Andrew Dalke: mmpdb crowdfunding consortium
(published: Oct. 3, 2019, noon)
How can we raise money to fund open source software development in cheminformatics? It's a hard question. Asking for donations doesn't work – companies might not even have a mechanism to make donations. Consultant-based funding doesn't work that well either, because the cost of developing a general-purpose tool is several times more expensive than developing a tool which only meets the specialized needs of one client, and few clients are willing to subsidize the rest of the field. Proprietary software development solves the problem by getting many people to pay for the same product. Can we learn from the success of proprietary software to get the funds which would certainly be useful in improving open source software?
I have started the mmpdb
crowdfunding consortium to see if crowdfunding can
be used to fund further development of the matched molecular pair
The deadline to join is 1 Febrary 2020 – join now!
mmpdb is an open source success story. It started as the
program developed by Jameed Hussain and Ceara Rea. Their employer, GSK
contributed it to the RDKit project. There was no more GSK funding,
but others could study and improve the code.

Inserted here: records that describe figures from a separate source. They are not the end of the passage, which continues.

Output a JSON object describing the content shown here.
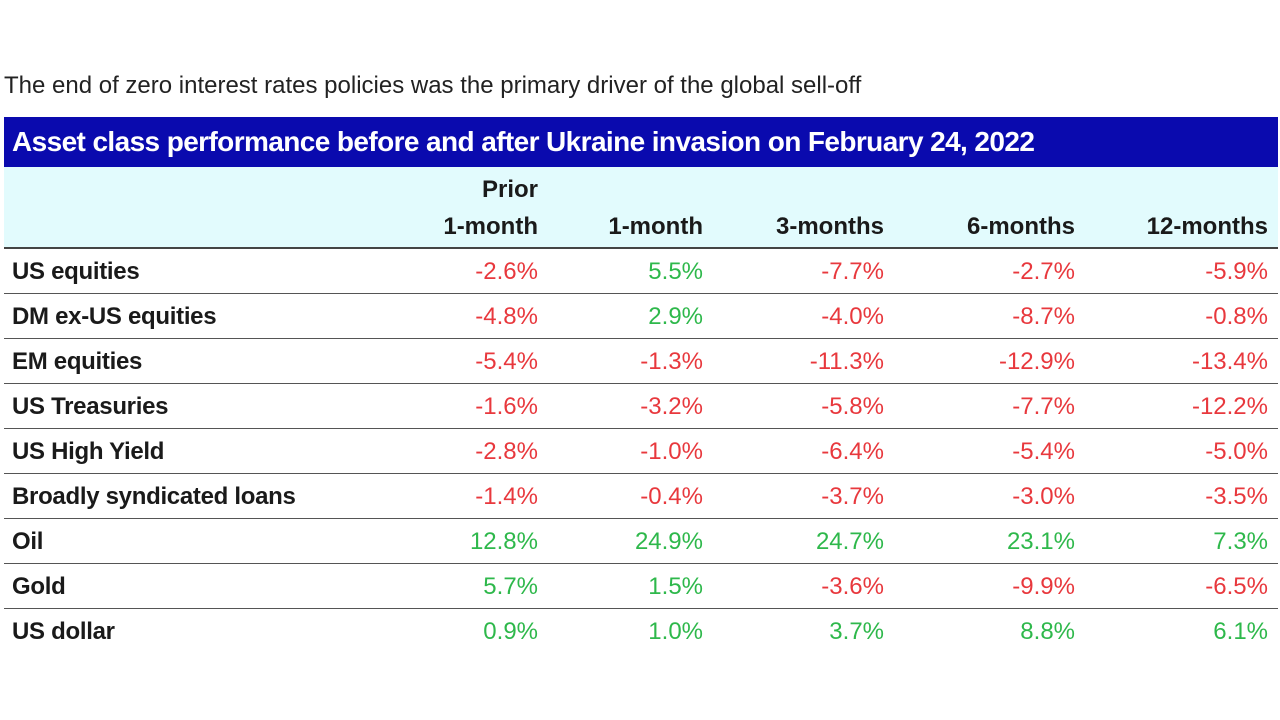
{
  "subtitle": "The end of zero interest rates policies was the primary driver of the global sell-off",
  "colors": {
    "title_bar": "#0a0aae",
    "header_bg": "#e2fbfd",
    "negative": "#e8383d",
    "positive": "#2eb84b"
  },
  "chart_data": {
    "type": "table",
    "title": "Asset class performance before and after Ukraine invasion on February 24, 2022",
    "columns": [
      {
        "line1": "Prior",
        "line2": "1-month"
      },
      {
        "line1": "",
        "line2": "1-month"
      },
      {
        "line1": "",
        "line2": "3-months"
      },
      {
        "line1": "",
        "line2": "6-months"
      },
      {
        "line1": "",
        "line2": "12-months"
      }
    ],
    "rows": [
      {
        "label": "US equities",
        "values": [
          "-2.6%",
          "5.5%",
          "-7.7%",
          "-2.7%",
          "-5.9%"
        ]
      },
      {
        "label": "DM ex-US equities",
        "values": [
          "-4.8%",
          "2.9%",
          "-4.0%",
          "-8.7%",
          "-0.8%"
        ]
      },
      {
        "label": "EM equities",
        "values": [
          "-5.4%",
          "-1.3%",
          "-11.3%",
          "-12.9%",
          "-13.4%"
        ]
      },
      {
        "label": "US Treasuries",
        "values": [
          "-1.6%",
          "-3.2%",
          "-5.8%",
          "-7.7%",
          "-12.2%"
        ]
      },
      {
        "label": "US High Yield",
        "values": [
          "-2.8%",
          "-1.0%",
          "-6.4%",
          "-5.4%",
          "-5.0%"
        ]
      },
      {
        "label": "Broadly syndicated loans",
        "values": [
          "-1.4%",
          "-0.4%",
          "-3.7%",
          "-3.0%",
          "-3.5%"
        ]
      },
      {
        "label": "Oil",
        "values": [
          "12.8%",
          "24.9%",
          "24.7%",
          "23.1%",
          "7.3%"
        ]
      },
      {
        "label": "Gold",
        "values": [
          "5.7%",
          "1.5%",
          "-3.6%",
          "-9.9%",
          "-6.5%"
        ]
      },
      {
        "label": "US dollar",
        "values": [
          "0.9%",
          "1.0%",
          "3.7%",
          "8.8%",
          "6.1%"
        ]
      }
    ]
  }
}
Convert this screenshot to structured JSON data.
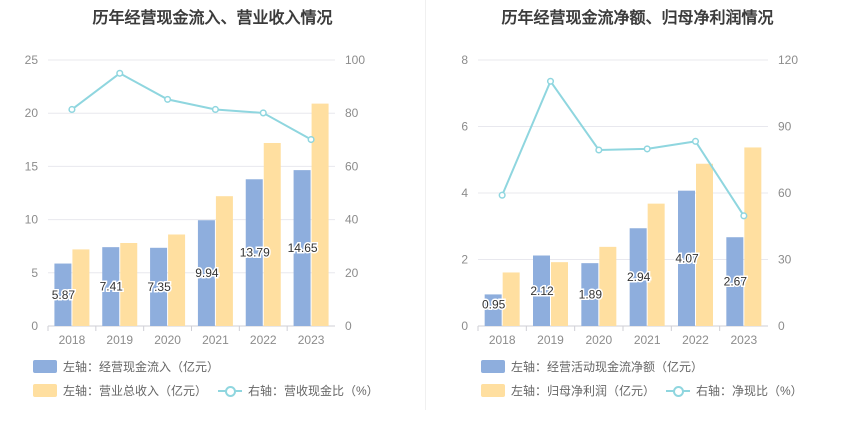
{
  "colors": {
    "bar_primary": "#8eaedd",
    "bar_secondary": "#ffdfa0",
    "line": "#8fd6df",
    "grid": "#e8e8ee",
    "tick": "#8c8c8c",
    "label": "#333333"
  },
  "chart_data": [
    {
      "type": "bar+line",
      "title": "历年经营现金流入、营业收入情况",
      "categories": [
        "2018",
        "2019",
        "2020",
        "2021",
        "2022",
        "2023"
      ],
      "left_ylim": [
        0,
        25
      ],
      "left_yticks": [
        0,
        5,
        10,
        15,
        20,
        25
      ],
      "right_ylim": [
        0,
        100
      ],
      "right_yticks": [
        0,
        20,
        40,
        60,
        80,
        100
      ],
      "grid": true,
      "legend_position": "bottom",
      "series": [
        {
          "name": "左轴：经营现金流入（亿元）",
          "kind": "bar",
          "axis": "left",
          "values": [
            5.87,
            7.41,
            7.35,
            9.94,
            13.79,
            14.65
          ],
          "labels": [
            "5.87",
            "7.41",
            "7.35",
            "9.94",
            "13.79",
            "14.65"
          ]
        },
        {
          "name": "左轴：营业总收入（亿元）",
          "kind": "bar",
          "axis": "left",
          "values": [
            7.2,
            7.8,
            8.6,
            12.2,
            17.2,
            20.9
          ]
        },
        {
          "name": "右轴：营收现金比（%）",
          "kind": "line",
          "axis": "right",
          "values": [
            81.4,
            95.0,
            85.2,
            81.4,
            80.1,
            70.1
          ]
        }
      ]
    },
    {
      "type": "bar+line",
      "title": "历年经营现金流净额、归母净利润情况",
      "categories": [
        "2018",
        "2019",
        "2020",
        "2021",
        "2022",
        "2023"
      ],
      "left_ylim": [
        0,
        8
      ],
      "left_yticks": [
        0,
        2,
        4,
        6,
        8
      ],
      "right_ylim": [
        0,
        120
      ],
      "right_yticks": [
        0,
        30,
        60,
        90,
        120
      ],
      "grid": true,
      "legend_position": "bottom",
      "series": [
        {
          "name": "左轴：经营活动现金流净额（亿元）",
          "kind": "bar",
          "axis": "left",
          "values": [
            0.95,
            2.12,
            1.89,
            2.94,
            4.07,
            2.67
          ],
          "labels": [
            "0.95",
            "2.12",
            "1.89",
            "2.94",
            "4.07",
            "2.67"
          ]
        },
        {
          "name": "左轴：归母净利润（亿元）",
          "kind": "bar",
          "axis": "left",
          "values": [
            1.61,
            1.92,
            2.38,
            3.68,
            4.88,
            5.37
          ]
        },
        {
          "name": "右轴：净现比（%）",
          "kind": "line",
          "axis": "right",
          "values": [
            59.0,
            110.4,
            79.4,
            79.9,
            83.3,
            49.7
          ]
        }
      ]
    }
  ]
}
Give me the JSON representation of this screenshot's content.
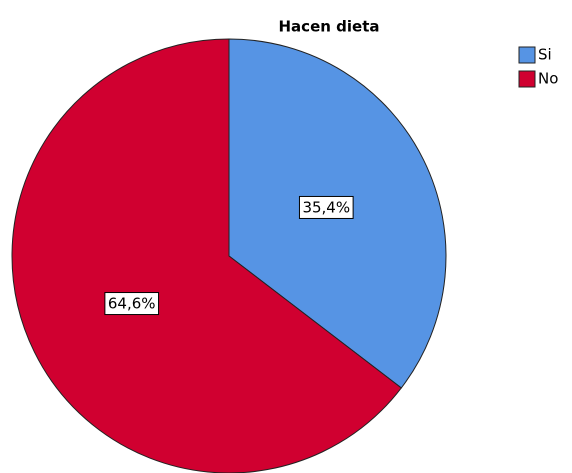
{
  "chart_data": {
    "type": "pie",
    "title": "Hacen dieta",
    "categories": [
      "Si",
      "No"
    ],
    "values": [
      35.4,
      64.6
    ],
    "value_labels": [
      "35,4%",
      "64,6%"
    ],
    "colors": [
      "#5694e4",
      "#d00030"
    ],
    "legend": "top-right"
  }
}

Roche then funded me, Christian Kramer, and Jérôme Hert to add several improvements:
- better support for symmetry, which results in fully canonical pair descriptions
- support for chirality, including matching chiral with prochiral structures
- can include the chemical environment when finding pairs
- generate property change statistics for each pair, environment, and property type
- parallelized fragmentation
- fragmentation can re-use fragmentations from a previous run
- performance speedups during indexing
- pair, environment, and property statistics are stored in a SQLite database
- analysis tools to propose possible transforms to an input structure, or to predict property shifts between two structures
Mmpdb is popular. Several people at the 2019 RDKit User Group meeting in Hamburg presented work which used it or at least referenced it.

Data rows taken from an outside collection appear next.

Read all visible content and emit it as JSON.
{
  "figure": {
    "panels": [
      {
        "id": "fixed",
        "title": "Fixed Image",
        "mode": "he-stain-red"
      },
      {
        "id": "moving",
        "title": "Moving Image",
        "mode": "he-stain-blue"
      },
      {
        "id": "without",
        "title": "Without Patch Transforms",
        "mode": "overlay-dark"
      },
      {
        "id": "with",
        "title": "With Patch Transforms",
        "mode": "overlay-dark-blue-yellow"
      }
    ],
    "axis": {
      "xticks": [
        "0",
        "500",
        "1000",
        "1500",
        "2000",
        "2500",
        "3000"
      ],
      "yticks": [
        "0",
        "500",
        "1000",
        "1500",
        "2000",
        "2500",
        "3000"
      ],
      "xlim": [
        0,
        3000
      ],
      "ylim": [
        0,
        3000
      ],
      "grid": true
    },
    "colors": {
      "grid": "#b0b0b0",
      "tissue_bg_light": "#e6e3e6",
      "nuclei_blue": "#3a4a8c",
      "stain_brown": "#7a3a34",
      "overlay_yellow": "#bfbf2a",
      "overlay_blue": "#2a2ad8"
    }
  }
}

But, who supports it? Who adds features? There is no more funding from GSK or Roche, so all we have a precious and scarce volunteer time. Others might fund their own developers to improve mmpdb, but the code is pretty complicated and it will take a while for new developers to get up to speed.
There is a long and ongoing discussion about how to fund open source projects. I won't even attempt to summarize them here, though I will point to Roads and Bridges: The Unseen Labor Behind Our Digital Infrastructure as one starting point.
My question is, are mmpdb users willing to fund its further development? If not, the project is not sustainable. I believe they are willing; the problem is that it's hard to justify paying money for software anyone can download for free.
I previously tried to develop chemfp as a purely open source commercial product. When customers bought the product, they got the software under the MIT license. This ended up being difficult, for reasons I'll likely blog about later. I now also offer chemfp with proprietary licensing, at a cheaper price.
With mmpdb, I am trying crowdfunding, along the lines of Kickstarter. The basic goals are:
- Postgres support
- new commmand-line option ("proprulecat") to export property tables as CSV
Beyond that are stretch goals. The one many people want is to store the chemical environment in the database as a fragment SMILES, rather than a hex-encoded SHA256 hash of the rooted Morgan fingerprints.
As more people sign up, I'll develop mmpdb further. Many of the stretch goals are related to documentation and testing. Mmpdb was developed as a research project, and needs those sorts of infrastructure improvements to allow future growth.
If enough people join, there will definitely be future crowdfunding efforts, perhaps a web interface, or support for categorial statistics, or other features people have asked me about.
I don't think people will pay for features that are available for free, so these changes will not be made available to the public until specific funding goals are reached.
How do you explain
crowdfunding to accounting?
Don't. (Unless you really want to.) Tell them you are going to purchase a new version of mmpdb with Postgres and "proprulecat" support. You will receive these within two weeks of sending me – that is, my Sweden-based software company – a purchase order.
In addition, purchase includes membership in the mmpdb consortium. As more people join, and additional funding goals met, I will continue to improve mmpdb, and you will get those improvements as part of your membership.